El genio, con una mirada burlona, replicó:
Zahir, emocionado, se dispuso a prestar plena atención.
Al día siguiente, sin haber dormido en toda la noche, un agotado Zahir seguía deambulando por las calles de Marabilia, recorriendo cada rincón en un desesperado intento por descifrar el enigmático acertijo del genio. A cada persona que se cruzaba, el mercader les planteaba la adivinanza, pero nadie conocía la respuesta. Recurrió primero a los habitantes que consideraba más inteligentes, hábiles, lógicos e intuitivos, hasta llegar al punto de preguntarle a cualquiera.
Algunos, intrigados, le preguntaban de dónde había sacado ese acertijo tan difícil.

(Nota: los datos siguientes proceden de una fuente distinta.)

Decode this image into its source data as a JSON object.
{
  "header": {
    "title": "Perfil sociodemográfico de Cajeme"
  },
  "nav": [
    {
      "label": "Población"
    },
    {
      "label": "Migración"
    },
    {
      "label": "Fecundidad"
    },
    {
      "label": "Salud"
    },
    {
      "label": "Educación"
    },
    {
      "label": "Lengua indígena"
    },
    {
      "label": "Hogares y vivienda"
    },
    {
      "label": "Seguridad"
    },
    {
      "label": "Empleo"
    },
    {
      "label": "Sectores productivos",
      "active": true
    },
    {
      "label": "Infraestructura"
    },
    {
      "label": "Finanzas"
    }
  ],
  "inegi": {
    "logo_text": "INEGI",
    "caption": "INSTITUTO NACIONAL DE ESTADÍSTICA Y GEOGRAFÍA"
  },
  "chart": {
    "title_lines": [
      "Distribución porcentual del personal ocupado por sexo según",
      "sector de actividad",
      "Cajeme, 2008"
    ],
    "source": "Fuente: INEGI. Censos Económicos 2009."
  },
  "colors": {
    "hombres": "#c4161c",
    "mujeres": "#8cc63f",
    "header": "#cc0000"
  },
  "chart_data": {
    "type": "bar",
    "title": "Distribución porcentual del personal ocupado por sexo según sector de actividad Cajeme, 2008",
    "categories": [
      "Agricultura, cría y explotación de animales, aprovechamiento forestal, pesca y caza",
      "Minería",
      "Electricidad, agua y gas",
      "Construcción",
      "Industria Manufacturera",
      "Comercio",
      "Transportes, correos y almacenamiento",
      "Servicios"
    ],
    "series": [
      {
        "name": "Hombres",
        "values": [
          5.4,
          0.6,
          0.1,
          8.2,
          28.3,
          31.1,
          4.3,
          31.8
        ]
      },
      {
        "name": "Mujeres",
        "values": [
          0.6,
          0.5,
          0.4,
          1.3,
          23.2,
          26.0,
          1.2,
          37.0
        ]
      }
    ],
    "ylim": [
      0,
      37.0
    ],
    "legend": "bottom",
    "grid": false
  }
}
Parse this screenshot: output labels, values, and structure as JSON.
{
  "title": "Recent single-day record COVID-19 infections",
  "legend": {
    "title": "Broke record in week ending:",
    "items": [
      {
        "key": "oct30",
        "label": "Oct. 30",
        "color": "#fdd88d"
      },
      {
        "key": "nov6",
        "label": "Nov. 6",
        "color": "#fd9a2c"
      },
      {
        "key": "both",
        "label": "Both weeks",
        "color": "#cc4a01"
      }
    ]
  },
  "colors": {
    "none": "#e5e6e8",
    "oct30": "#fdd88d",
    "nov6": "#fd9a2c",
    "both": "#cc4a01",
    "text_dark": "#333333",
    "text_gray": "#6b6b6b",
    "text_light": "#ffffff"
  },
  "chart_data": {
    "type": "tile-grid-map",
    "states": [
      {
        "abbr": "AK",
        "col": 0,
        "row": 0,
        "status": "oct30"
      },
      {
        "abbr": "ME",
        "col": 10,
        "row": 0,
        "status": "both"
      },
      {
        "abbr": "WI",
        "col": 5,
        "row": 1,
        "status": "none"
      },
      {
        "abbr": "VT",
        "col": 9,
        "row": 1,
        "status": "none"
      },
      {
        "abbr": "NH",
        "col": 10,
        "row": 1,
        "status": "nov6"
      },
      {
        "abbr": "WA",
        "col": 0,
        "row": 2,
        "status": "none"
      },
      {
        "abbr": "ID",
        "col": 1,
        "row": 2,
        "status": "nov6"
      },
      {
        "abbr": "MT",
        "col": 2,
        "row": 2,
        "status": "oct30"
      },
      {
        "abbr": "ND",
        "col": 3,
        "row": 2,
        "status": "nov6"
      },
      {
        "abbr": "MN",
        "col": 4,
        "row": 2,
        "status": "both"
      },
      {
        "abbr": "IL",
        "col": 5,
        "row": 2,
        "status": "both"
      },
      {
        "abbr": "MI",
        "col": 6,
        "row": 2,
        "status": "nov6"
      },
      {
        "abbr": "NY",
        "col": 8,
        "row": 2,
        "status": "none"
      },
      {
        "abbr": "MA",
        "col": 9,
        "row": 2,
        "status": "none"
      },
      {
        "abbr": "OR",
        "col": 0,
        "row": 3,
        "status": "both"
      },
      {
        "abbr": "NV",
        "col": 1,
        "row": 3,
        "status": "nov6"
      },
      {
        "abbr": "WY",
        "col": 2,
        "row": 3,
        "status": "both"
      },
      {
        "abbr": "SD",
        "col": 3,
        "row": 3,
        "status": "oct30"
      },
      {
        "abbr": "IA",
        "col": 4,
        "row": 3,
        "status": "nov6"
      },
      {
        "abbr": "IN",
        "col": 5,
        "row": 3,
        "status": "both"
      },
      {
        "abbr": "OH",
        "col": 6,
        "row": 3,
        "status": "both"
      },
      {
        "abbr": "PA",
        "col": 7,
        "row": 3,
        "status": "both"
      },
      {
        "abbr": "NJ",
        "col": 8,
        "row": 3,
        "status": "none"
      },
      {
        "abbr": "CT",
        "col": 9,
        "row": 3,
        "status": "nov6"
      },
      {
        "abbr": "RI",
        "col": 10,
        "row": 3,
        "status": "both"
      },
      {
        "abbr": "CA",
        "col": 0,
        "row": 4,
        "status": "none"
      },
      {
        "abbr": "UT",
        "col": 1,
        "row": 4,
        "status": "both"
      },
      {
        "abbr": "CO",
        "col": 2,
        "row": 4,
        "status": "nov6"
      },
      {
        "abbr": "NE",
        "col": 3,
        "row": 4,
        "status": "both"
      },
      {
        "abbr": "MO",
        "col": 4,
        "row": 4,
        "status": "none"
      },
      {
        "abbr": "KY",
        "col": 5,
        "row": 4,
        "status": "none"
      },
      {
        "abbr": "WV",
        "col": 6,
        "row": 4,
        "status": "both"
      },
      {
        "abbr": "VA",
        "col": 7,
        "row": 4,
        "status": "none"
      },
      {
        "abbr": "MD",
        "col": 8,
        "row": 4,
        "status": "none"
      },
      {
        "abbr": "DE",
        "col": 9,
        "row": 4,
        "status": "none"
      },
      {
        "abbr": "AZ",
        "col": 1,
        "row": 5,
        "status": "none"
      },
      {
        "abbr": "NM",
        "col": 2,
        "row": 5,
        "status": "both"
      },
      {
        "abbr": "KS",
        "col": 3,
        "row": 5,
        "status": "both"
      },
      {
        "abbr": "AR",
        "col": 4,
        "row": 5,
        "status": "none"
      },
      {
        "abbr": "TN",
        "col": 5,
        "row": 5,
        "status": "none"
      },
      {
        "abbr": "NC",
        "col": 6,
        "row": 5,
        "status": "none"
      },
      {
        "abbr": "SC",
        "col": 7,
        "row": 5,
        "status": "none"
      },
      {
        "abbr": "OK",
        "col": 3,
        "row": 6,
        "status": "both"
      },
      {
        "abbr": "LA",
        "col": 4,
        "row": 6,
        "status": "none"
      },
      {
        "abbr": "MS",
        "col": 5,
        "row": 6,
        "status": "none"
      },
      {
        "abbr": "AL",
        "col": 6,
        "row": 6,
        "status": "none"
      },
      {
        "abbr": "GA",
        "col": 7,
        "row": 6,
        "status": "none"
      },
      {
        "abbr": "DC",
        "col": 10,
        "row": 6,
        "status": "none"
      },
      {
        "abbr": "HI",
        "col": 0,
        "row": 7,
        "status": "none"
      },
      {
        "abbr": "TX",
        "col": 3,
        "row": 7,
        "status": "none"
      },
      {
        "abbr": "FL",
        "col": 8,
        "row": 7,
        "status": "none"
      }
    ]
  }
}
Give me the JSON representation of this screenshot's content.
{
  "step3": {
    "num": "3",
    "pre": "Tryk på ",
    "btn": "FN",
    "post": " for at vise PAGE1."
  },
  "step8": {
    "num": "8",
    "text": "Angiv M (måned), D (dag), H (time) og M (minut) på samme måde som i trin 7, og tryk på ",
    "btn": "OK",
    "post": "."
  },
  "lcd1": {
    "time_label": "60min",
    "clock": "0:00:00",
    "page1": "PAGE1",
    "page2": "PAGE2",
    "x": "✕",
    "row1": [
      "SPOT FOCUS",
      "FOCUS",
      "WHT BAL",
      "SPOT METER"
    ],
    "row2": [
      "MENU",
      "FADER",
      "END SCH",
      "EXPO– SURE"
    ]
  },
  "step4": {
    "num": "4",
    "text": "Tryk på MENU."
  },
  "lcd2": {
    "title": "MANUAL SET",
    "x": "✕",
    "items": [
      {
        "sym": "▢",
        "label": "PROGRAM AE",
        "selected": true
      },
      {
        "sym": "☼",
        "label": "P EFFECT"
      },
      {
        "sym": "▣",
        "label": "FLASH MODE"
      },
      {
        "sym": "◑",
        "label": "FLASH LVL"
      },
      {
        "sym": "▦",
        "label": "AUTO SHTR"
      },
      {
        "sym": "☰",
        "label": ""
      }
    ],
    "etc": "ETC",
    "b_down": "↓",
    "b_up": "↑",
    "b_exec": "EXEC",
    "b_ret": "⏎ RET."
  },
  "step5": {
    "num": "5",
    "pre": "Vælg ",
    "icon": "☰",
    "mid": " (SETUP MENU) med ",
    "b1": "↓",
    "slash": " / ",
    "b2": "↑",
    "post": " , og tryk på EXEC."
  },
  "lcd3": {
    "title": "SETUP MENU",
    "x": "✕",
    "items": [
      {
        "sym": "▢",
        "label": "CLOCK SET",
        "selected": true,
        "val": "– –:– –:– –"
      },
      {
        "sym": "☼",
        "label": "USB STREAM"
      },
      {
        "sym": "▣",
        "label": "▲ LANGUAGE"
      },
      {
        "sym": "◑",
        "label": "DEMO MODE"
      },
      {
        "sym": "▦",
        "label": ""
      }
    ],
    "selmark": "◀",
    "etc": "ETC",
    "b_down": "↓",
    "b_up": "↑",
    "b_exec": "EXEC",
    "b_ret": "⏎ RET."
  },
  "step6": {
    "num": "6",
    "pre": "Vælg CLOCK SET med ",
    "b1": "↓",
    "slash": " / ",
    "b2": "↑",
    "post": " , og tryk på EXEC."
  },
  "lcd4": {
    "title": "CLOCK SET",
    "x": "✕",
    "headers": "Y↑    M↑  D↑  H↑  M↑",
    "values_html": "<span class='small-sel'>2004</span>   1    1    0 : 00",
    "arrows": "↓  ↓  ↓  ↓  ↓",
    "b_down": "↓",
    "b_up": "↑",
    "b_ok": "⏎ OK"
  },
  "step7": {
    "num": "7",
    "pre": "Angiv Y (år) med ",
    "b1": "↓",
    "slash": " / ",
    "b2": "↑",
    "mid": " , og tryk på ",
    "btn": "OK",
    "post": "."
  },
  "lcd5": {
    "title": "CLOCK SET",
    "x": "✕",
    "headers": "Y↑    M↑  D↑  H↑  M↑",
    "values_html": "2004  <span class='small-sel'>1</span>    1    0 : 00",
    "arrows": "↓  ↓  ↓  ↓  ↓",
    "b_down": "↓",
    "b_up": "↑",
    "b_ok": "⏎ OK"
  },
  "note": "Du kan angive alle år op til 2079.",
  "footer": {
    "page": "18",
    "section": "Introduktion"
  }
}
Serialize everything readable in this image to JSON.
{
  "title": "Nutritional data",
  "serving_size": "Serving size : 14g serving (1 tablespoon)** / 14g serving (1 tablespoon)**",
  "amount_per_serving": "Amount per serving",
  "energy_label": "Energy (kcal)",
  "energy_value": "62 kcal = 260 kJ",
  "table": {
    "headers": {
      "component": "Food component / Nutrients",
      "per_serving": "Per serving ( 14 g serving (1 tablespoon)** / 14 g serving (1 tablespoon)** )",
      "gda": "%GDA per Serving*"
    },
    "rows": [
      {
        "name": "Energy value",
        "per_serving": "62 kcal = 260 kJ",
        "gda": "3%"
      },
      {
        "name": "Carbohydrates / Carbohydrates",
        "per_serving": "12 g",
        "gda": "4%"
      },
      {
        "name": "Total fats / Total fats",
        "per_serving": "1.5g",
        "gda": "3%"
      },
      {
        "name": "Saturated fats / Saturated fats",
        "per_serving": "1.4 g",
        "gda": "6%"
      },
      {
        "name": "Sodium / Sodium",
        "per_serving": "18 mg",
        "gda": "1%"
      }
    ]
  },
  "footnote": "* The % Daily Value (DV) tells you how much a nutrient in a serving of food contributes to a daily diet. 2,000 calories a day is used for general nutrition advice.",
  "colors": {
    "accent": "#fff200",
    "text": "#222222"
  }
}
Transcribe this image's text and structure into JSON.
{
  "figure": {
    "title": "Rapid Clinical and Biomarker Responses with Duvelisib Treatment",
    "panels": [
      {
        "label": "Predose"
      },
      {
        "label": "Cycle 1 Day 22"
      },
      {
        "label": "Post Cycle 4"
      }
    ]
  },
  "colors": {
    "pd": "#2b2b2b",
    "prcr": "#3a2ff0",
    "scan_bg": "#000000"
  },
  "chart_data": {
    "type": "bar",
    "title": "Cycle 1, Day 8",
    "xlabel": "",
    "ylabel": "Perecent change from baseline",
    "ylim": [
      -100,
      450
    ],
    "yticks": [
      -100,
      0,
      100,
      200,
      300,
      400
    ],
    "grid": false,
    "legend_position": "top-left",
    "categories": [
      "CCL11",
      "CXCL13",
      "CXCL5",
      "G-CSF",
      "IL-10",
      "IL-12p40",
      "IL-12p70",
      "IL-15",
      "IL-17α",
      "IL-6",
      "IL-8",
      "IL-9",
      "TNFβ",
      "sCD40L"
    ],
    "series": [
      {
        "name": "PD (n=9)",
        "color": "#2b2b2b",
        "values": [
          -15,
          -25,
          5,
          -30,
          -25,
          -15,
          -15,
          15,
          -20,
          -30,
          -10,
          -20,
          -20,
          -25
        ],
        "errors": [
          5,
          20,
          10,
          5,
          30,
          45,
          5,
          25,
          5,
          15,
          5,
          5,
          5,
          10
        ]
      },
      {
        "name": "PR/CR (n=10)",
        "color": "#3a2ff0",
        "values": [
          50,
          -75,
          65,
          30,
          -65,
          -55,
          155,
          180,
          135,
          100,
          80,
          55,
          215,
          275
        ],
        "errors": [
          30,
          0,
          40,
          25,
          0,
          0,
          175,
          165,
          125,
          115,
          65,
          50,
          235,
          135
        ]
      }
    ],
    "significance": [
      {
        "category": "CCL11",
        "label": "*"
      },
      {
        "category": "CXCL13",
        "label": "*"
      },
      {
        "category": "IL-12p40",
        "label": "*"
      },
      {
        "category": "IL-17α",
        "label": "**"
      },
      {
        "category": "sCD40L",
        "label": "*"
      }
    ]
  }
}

Para evitar revelar su secreto, simplemente respondía que había soñado con una historia que su abuelo le contaba de niño, pero no recordaba el final.
Consumido por la angustia, Zahir vio correr las horas sin poder resolver el enigma a tiempo. Sin darse cuenta, se adentró en un frondoso bosque que se hallaba en las afueras de la aldea. Caminaba sin rumbo entre los longevos troncos se alzaban a su alrededor, algunos de ellos robustos con ramas que se extendían majestuosamente sobre su cabeza, mientras que otros eran tan altos, que parecían tocar el cielo.
El bosque era un laberinto de sombras y luces, con los retorcidos troncos y follaje apenas dejando pasar los rayos del sol. El aroma a tierra húmeda y musgo impregnaba el aire, mientras Zahir cavilaba sobre cada palabra del acertijo.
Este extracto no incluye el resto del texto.